Переводчик успевал переводить в короткие паузы; всегда сдержанный, Зольдинг сегодня был явно не в духе, все видели, что еще немного — и он взорвется, вот только кто будет первым — неизвестно.
Первым оказался неожиданно бургомистр; штурмбанфюрер Урих перенес тяжесть тела с одного подлокотника на другой и с посветлевшими глазами все так же тихо слушал. Все-таки непонятный человек Зольдинг, кругом партизан на партизане, а он беснуется из-за водопровода. А почему, собственно, за это должен отвечать бургомистр? Да и зачем в первую очередь добиваться восстановления водопровода и канализации?
— У вас есть возможности заставить население работать, господин Троль, — чеканил Зольдинг, стоя прямо, делая упор на носки. — Порядок должен быть во всем без исключения. Даю вам месяц — водопровод должен работать. Это безобразие, воду возят из реки в бочках. Новый порядок! Мы, оказывается, не можем наладить даже водопровода, господин Троль! А вы, господин Сливушкин? Только за последнюю неделю семь дезертиров. Как вы объясните? А сообщаете в своих рапортах о каком-то благополучии! Предупреждаю, господа, я вынужден принять свои меры.
Зольдинг оглядел всех, сердясь на себя, замолчал. Выходить из себя — непростительная для офицера слабость, в любом случае непростительная.
Он поглядел в окно, эта сторона здания обращена на площадь; от солнца на его витых погонах остро вспыхнули золотые звезды. Зольдинг увидел сначала двух солдат, осторожно, стараясь не забрызгать начищенные сапоги, перепрыгнувших через лужу, потом проехала телега с бочкой, из нее торчало ведро, взятое на длинную деревянную рукоятку. Лошадь старая и с вылинявшей по весне, клоками, шерстью шла, тяжело, с натугой мотая головой.
Под конвоем провели группу женщин человек в пятьдесят, видимо, куда-то на расчистку…
Все надоевшее и чужое, чужая земля должна стать и станет покорной, и в этом будет и его доля. А кто вспомнит? Пожалуй, никто. Да и не нужно. Он честно служит своему народу, Германии, и уже одно это дает ему право чувствовать себя спокойно и уверенно.
Повернувшись, он пристально оглядел всех, от лица к лицу; ему хотелось одного: чтобы его поняли. В нем кипела холодная ярость против всех этих кретинов, которые или ничего не хотели, или не могли.

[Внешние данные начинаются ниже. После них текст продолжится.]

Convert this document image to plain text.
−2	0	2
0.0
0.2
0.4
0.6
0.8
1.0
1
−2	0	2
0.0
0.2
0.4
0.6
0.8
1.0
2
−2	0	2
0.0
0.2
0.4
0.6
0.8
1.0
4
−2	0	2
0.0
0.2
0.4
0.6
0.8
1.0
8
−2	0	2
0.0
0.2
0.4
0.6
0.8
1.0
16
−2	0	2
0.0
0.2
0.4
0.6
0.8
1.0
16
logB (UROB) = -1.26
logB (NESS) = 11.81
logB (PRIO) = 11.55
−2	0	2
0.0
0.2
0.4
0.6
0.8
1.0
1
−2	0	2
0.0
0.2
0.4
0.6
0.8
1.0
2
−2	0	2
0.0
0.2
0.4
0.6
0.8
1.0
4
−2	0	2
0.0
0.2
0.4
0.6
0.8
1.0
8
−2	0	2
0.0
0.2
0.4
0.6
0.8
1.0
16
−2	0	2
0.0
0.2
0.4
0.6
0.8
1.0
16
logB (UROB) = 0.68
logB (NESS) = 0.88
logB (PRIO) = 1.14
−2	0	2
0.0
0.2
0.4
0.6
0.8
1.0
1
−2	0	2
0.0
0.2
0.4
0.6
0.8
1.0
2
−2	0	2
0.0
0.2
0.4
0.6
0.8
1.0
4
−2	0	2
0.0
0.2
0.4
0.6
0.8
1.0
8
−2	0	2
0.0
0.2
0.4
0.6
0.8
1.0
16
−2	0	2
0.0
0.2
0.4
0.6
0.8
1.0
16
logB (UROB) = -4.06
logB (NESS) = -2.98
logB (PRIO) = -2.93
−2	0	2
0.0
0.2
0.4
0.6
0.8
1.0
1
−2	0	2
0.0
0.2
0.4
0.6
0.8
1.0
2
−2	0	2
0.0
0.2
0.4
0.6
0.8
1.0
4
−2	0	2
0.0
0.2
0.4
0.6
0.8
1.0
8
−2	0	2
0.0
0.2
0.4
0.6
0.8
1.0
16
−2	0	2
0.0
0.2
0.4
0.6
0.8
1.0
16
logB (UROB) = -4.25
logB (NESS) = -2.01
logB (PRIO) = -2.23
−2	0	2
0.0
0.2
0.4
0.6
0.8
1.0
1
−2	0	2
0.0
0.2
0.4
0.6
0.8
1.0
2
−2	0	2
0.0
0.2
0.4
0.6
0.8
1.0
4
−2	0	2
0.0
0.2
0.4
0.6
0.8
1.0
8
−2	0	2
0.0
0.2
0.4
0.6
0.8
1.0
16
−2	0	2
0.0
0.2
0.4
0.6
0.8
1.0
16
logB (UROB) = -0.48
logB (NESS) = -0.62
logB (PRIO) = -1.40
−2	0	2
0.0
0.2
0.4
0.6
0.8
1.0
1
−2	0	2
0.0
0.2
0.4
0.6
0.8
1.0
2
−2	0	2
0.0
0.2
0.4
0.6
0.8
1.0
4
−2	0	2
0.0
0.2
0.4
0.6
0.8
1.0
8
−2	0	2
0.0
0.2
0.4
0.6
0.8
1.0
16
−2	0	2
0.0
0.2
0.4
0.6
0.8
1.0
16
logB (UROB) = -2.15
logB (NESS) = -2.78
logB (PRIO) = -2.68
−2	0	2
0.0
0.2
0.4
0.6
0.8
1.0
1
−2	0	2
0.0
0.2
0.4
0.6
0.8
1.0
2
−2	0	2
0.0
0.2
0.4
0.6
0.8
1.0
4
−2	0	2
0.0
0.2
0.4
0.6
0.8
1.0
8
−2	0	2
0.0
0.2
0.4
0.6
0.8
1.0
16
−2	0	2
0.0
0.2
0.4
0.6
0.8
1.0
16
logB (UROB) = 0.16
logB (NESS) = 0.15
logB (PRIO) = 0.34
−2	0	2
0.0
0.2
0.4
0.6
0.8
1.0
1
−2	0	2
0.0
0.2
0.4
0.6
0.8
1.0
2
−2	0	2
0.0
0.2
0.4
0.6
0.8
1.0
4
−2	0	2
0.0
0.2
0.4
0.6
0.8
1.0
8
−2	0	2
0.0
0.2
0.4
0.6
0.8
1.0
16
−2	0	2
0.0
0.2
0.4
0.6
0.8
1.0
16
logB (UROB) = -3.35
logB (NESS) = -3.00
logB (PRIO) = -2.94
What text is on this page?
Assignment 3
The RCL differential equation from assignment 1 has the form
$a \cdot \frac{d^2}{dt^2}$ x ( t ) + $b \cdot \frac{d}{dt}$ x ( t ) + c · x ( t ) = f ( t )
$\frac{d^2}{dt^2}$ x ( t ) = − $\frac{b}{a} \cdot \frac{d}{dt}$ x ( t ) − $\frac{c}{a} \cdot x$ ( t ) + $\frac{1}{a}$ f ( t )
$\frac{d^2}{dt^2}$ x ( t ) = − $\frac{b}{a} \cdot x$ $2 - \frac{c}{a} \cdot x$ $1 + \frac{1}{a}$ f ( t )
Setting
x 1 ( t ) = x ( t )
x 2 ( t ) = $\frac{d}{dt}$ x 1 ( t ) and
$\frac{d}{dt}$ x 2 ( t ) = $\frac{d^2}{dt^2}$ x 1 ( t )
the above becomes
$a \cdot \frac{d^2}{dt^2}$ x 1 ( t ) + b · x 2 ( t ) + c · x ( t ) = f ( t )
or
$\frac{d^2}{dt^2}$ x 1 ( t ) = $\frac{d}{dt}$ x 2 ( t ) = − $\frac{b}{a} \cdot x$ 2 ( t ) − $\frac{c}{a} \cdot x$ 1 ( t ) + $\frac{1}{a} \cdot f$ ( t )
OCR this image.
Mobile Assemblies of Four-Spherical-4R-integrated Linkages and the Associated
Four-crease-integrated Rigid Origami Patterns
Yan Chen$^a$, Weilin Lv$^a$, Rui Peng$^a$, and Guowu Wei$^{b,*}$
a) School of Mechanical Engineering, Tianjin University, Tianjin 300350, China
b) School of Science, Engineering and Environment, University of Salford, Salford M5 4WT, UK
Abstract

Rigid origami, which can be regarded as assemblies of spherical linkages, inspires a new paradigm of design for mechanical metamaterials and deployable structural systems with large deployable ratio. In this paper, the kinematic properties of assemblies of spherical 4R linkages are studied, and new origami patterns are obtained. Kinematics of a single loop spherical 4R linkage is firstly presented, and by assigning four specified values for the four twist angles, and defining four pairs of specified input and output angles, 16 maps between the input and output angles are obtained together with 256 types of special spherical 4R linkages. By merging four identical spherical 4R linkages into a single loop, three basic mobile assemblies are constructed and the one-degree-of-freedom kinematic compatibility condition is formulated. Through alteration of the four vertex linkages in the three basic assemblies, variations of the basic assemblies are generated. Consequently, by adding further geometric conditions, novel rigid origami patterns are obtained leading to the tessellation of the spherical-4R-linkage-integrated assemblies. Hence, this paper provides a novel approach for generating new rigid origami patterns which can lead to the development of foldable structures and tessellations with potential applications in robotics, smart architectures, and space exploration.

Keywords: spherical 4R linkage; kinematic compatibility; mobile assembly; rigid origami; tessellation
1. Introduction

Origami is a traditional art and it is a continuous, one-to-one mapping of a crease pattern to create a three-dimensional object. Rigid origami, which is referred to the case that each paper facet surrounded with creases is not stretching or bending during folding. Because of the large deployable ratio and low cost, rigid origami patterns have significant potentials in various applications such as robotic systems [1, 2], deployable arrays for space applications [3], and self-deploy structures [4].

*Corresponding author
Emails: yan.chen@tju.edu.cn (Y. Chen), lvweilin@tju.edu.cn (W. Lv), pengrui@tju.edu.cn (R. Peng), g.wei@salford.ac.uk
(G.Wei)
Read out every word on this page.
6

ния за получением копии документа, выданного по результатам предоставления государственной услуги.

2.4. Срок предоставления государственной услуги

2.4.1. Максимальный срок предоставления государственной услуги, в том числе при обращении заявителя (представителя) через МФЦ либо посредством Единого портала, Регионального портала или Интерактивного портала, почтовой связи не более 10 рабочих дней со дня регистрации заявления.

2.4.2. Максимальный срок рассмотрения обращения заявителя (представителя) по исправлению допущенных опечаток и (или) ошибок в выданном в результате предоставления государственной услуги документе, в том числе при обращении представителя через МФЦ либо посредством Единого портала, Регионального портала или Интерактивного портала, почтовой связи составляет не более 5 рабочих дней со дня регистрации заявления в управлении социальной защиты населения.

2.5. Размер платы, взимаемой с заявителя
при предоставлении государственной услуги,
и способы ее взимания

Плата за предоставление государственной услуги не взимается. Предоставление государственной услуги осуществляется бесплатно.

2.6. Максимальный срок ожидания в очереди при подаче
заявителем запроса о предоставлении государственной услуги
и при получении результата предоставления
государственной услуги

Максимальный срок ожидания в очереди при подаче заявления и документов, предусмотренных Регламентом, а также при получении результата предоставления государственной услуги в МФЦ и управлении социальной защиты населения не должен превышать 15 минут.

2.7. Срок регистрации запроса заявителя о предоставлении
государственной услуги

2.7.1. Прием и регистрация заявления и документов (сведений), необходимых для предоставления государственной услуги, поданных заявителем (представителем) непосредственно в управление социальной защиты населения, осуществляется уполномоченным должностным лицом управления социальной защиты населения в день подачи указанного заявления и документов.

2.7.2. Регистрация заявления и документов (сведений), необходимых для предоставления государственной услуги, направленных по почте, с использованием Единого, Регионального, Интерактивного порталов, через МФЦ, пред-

Под напряженными взглядами он молча вернулся к столу и опять стал брезгливо перебирать донесения, некоторые, желая сосредоточиться и прийти к какому-то решению, пробегал глазами. «На шоссейной дороге Ржанск — станция Сонь взорван мост на р. Берестянке. Пост разгромлен, шестеро полицейских после упорного боя убиты. 9 марта 1942 года…» «11 апреля 1942 года одним из партизанских отрядов (скорее всего, тем самым отрядом Трофима, о котором так много говорят) ночью был убит старшина Приреченской волости Николай Никифорович Тимофеев. Его казнили повешением, а на грудь пришпилили бумагу, где он был назван предателем и злостным мучителем народа. При казни присутствовало много жителей села Дутова, и даже были одобрительные возгласы, махание платками и шапками. И хлопанье в ладоши. Особенно старалась из бывших активистка колхозная и сельсоветская села Дутова — Ефросинья Панкова…»
Зольдинг взял еще одну бумажку, подробное донесение полковника Гроссера о бое с партизанами у железнодорожного моста через Ржану на участке Ржанск — Дневная Пустынь. И здесь партизаны успели взорвать мост, и только после подхода подкреплений из Ржанска отошли, потеряв убитыми пятнадцать человек.
Штурмбанфюрер Герхард Урих, наблюдая за Зольдингом с неприязнью простолюдина к аристократу, в то же время восхищался умением Зольдинга в нужный момент надернуть на себя маску безразличия и усталости, у аристократов притворство в крови, они, как фамильный герб, получили его вместе с наследством.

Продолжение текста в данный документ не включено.